We had fun again. Melanie posted pictures of our half hats, quarter scarves. Later came whole hats. My favourite update was the pink gloves with four fingers on one hand. Agnieszka haha’d. Valda liked. Comic commented once; I thought you hated to knit!! - that upset me. I hadn’t known that Melanie had tried knitting before, that she hadn’t liked it.

 

It was Anne who upset me the most though. I remembered her, vaguely, from uni. And from that day. It was then that I knew Melanie would have to leave.

Pam and Greg had come round while I was drinking tea, reading the paper. I hadn’t bothered to dress, wasn’t expecting anyone to turn up in the middle of my Sunday. They hadn’t looked too hot themselves, Greg’s hair all but gone now, Pam’s a lightening grey; we missed Melanie.

I’d made more tea, found some biscuits, set them on a saucer. Pam had asked how I was doing while Greg stared into his cooling cup. She’d asked if I still saw Mandy, mine and Melanie’s friend from the art club we’d joined a few years back. No, I’d answered, not lately.

It got wet out; rain started tapping at the windows and I’d stood to pull them fully shut. Pam had left the washing on the line, she said, they had to get back.

 

So it was Mandy too, then. Melanie’s de-friending hadn’t been enough to keep her away. But Anne, she’d got in touch first, gone to find Greg at the allotment Melanie had organized for him when he first retired. I should have known. That day, at the funeral; I should have known.

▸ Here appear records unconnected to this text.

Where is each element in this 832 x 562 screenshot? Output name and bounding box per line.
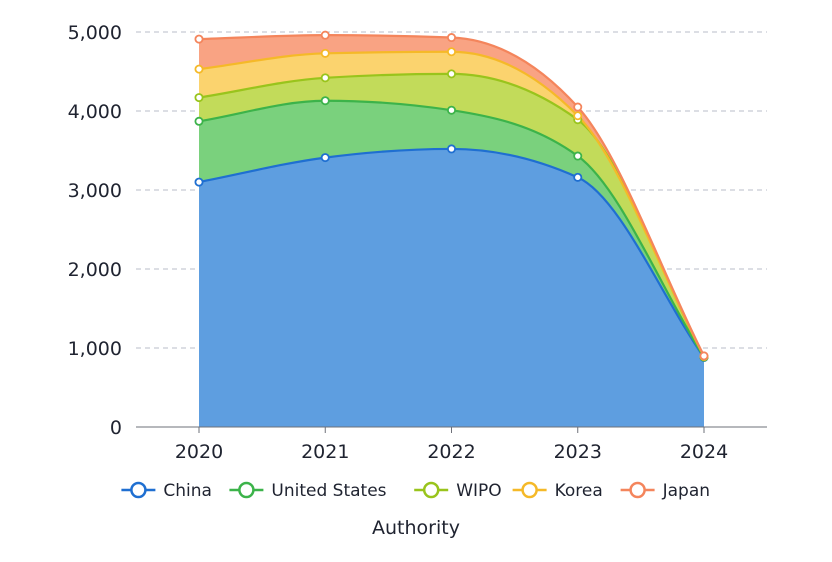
point-japan-2023[interactable] bbox=[574, 103, 581, 110]
legend-marker-china bbox=[131, 483, 145, 497]
point-united-states-2021[interactable] bbox=[322, 97, 329, 104]
point-wipo-2022[interactable] bbox=[448, 70, 455, 77]
point-korea-2022[interactable] bbox=[448, 48, 455, 55]
legend-label-japan: Japan bbox=[662, 481, 710, 501]
x-tick-label-2023: 2023 bbox=[554, 441, 602, 463]
point-japan-2020[interactable] bbox=[195, 36, 202, 43]
y-tick-label-0: 0 bbox=[110, 417, 122, 439]
x-tick-label-2021: 2021 bbox=[301, 441, 349, 463]
point-china-2023[interactable] bbox=[574, 174, 581, 181]
x-tick-label-2022: 2022 bbox=[427, 441, 475, 463]
point-china-2022[interactable] bbox=[448, 145, 455, 152]
legend-marker-korea bbox=[523, 483, 537, 497]
legend-label-china: China bbox=[163, 481, 212, 501]
point-japan-2021[interactable] bbox=[322, 32, 329, 39]
point-united-states-2022[interactable] bbox=[448, 107, 455, 114]
stacked-area-chart: 2020 2021 2022 2023 2024 0 1,000 2,000 3,000 4,00… bbox=[0, 0, 832, 558]
point-china-2021[interactable] bbox=[322, 154, 329, 161]
legend-marker-japan bbox=[631, 483, 645, 497]
legend-marker-united-states bbox=[239, 483, 253, 497]
legend-label-wipo: WIPO bbox=[456, 481, 501, 501]
legend-item-china[interactable]: China bbox=[121, 481, 212, 501]
x-axis-title: Authority bbox=[372, 517, 460, 539]
point-wipo-2021[interactable] bbox=[322, 74, 329, 81]
point-korea-2023[interactable] bbox=[574, 112, 581, 119]
x-tick-label-2024: 2024 bbox=[680, 441, 728, 463]
legend-item-united-states[interactable]: United States bbox=[229, 481, 386, 501]
legend-item-korea[interactable]: Korea bbox=[513, 481, 603, 501]
point-japan-2022[interactable] bbox=[448, 34, 455, 41]
legend-label-united-states: United States bbox=[271, 481, 386, 501]
point-wipo-2020[interactable] bbox=[195, 94, 202, 101]
point-japan-2024[interactable] bbox=[700, 352, 707, 359]
point-china-2020[interactable] bbox=[195, 179, 202, 186]
y-tick-label-4000: 4,000 bbox=[68, 101, 122, 123]
chart-container: 2020 2021 2022 2023 2024 0 1,000 2,000 3,000 4,00… bbox=[0, 0, 832, 558]
point-korea-2021[interactable] bbox=[322, 50, 329, 57]
legend-item-japan[interactable]: Japan bbox=[621, 481, 710, 501]
y-tick-label-2000: 2,000 bbox=[68, 259, 122, 281]
point-united-states-2020[interactable] bbox=[195, 118, 202, 125]
point-korea-2020[interactable] bbox=[195, 66, 202, 73]
point-united-states-2023[interactable] bbox=[574, 152, 581, 159]
x-tick-label-2020: 2020 bbox=[175, 441, 223, 463]
legend-item-wipo[interactable]: WIPO bbox=[414, 481, 501, 501]
y-tick-label-5000: 5,000 bbox=[68, 22, 122, 44]
legend-marker-wipo bbox=[424, 483, 438, 497]
legend-label-korea: Korea bbox=[555, 481, 603, 501]
y-tick-label-1000: 1,000 bbox=[68, 338, 122, 360]
y-tick-label-3000: 3,000 bbox=[68, 180, 122, 202]
legend: China United States WIPO Korea Japan bbox=[121, 481, 710, 501]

Anne had been new to Facebook. How could anybody be new to Facebook in this day and age, I’d wondered. She’d found Melanie’s page. Obviously Melanie didn’t accept her friend request, but still, she wasn’t as careful as she should have been. Cover picture changes, they show up. We hadn’t realised that.

 

***

 

I’m just about done packing now, the van will be here in a bit. It’s time for a change, Annabel said to me the other day, her voice softer than before. Living with Annabel had worked fine the last time, after the accident, after mum and dad. She’d told me I needed a change then, too.

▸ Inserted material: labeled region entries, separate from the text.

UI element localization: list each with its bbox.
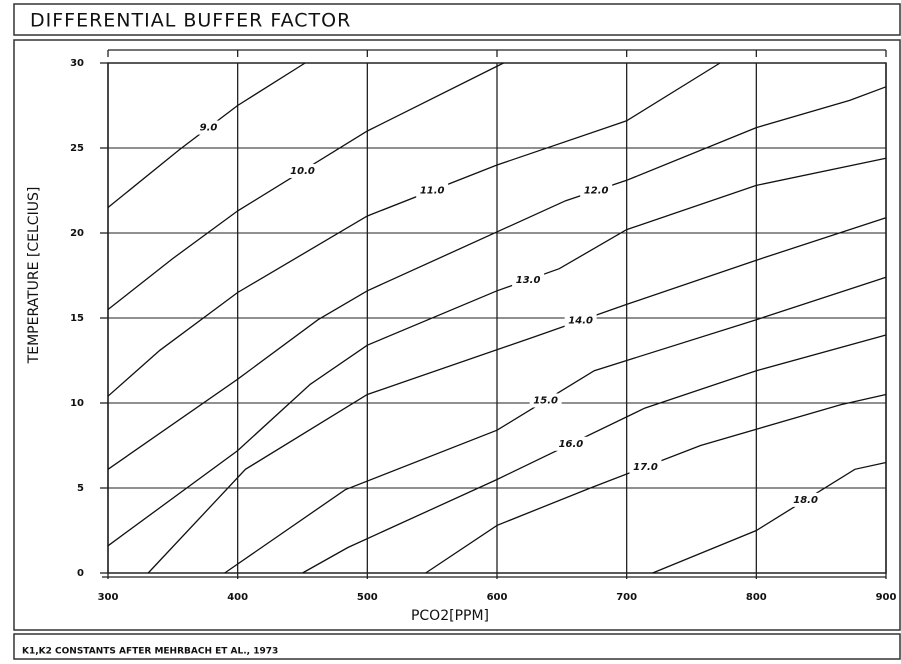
label-bg xyxy=(529,393,562,408)
contour-line xyxy=(107,86,887,470)
label-bg xyxy=(564,313,597,328)
label-bg xyxy=(629,459,662,474)
label-bg xyxy=(554,436,587,451)
contour-label: 12.0 xyxy=(584,186,609,197)
label-bg xyxy=(580,183,613,198)
contour-label: 18.0 xyxy=(793,495,818,506)
chart-title: DIFFERENTIAL BUFFER FACTOR xyxy=(30,10,351,32)
contour-line xyxy=(107,62,721,397)
x-axis-label: PCO2[PPM] xyxy=(411,608,489,624)
contour-label: 9.0 xyxy=(200,123,218,134)
footnote-box xyxy=(13,633,901,660)
x-tick-label: 400 xyxy=(227,592,248,603)
plot-box xyxy=(13,39,901,631)
x-tick-label: 300 xyxy=(98,592,119,603)
y-tick-label: 30 xyxy=(70,58,84,69)
contour-line xyxy=(147,217,887,574)
label-bg xyxy=(286,163,319,178)
contour-line xyxy=(107,62,504,311)
contour-label: 15.0 xyxy=(533,395,558,406)
x-tick-label: 600 xyxy=(487,592,508,603)
x-tick-label: 700 xyxy=(616,592,637,603)
y-tick-label: 5 xyxy=(77,483,84,494)
x-tick-label: 900 xyxy=(876,592,897,603)
contour-label: 10.0 xyxy=(290,166,315,177)
contour-label: 17.0 xyxy=(633,462,658,473)
contour-label: 13.0 xyxy=(516,275,541,286)
contour-label: 11.0 xyxy=(420,186,445,197)
contour-line xyxy=(652,461,887,574)
y-tick-label: 0 xyxy=(77,568,84,579)
title-box xyxy=(13,3,901,36)
contour-label: 14.0 xyxy=(568,316,593,327)
label-bg xyxy=(512,272,545,287)
y-tick-label: 25 xyxy=(70,143,84,154)
x-tick-label: 800 xyxy=(746,592,767,603)
y-tick-label: 15 xyxy=(70,313,84,324)
label-bg xyxy=(192,120,225,135)
y-tick-label: 10 xyxy=(70,398,84,409)
y-tick-label: 20 xyxy=(70,228,84,239)
contour-line xyxy=(107,157,887,547)
y-axis-label: TEMPERATURE [CELCIUS] xyxy=(26,187,42,365)
x-tick-label: 500 xyxy=(357,592,378,603)
label-bg xyxy=(416,183,449,198)
contour-line xyxy=(107,62,306,209)
footnote: K1,K2 CONSTANTS AFTER MEHRBACH ET AL., 1… xyxy=(22,647,278,657)
contour-line xyxy=(224,276,887,574)
contour-line xyxy=(425,393,887,574)
label-bg xyxy=(789,492,822,507)
contour-label: 16.0 xyxy=(559,439,584,450)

The phone has been ringing intermittently all morning. I give in, pick up the worn plastic receiver and speak into it for the last time. My hello is shaky; I don’t sound like me.

 

                  ‘Melanie?’ It’s Valda… something about Anne…

 

                  ‘No, Melanie’s gone’ I hear myself respond, my voice grey as the phone I have just unplugged from the wall.

 

The van is here. Annabel is calling my name. I force myself toward the door, open it, walk through. I smile sadly as I catch my hair, wonder if, just maybe, it caught any of the bad stuff this time. Annabel smiles back at me; she doesn’t realise my smile was not for her. I look up at the frail, feathered, willow hoop a moment as I steady its swing, before turning back to my sister, smiling, for her this time.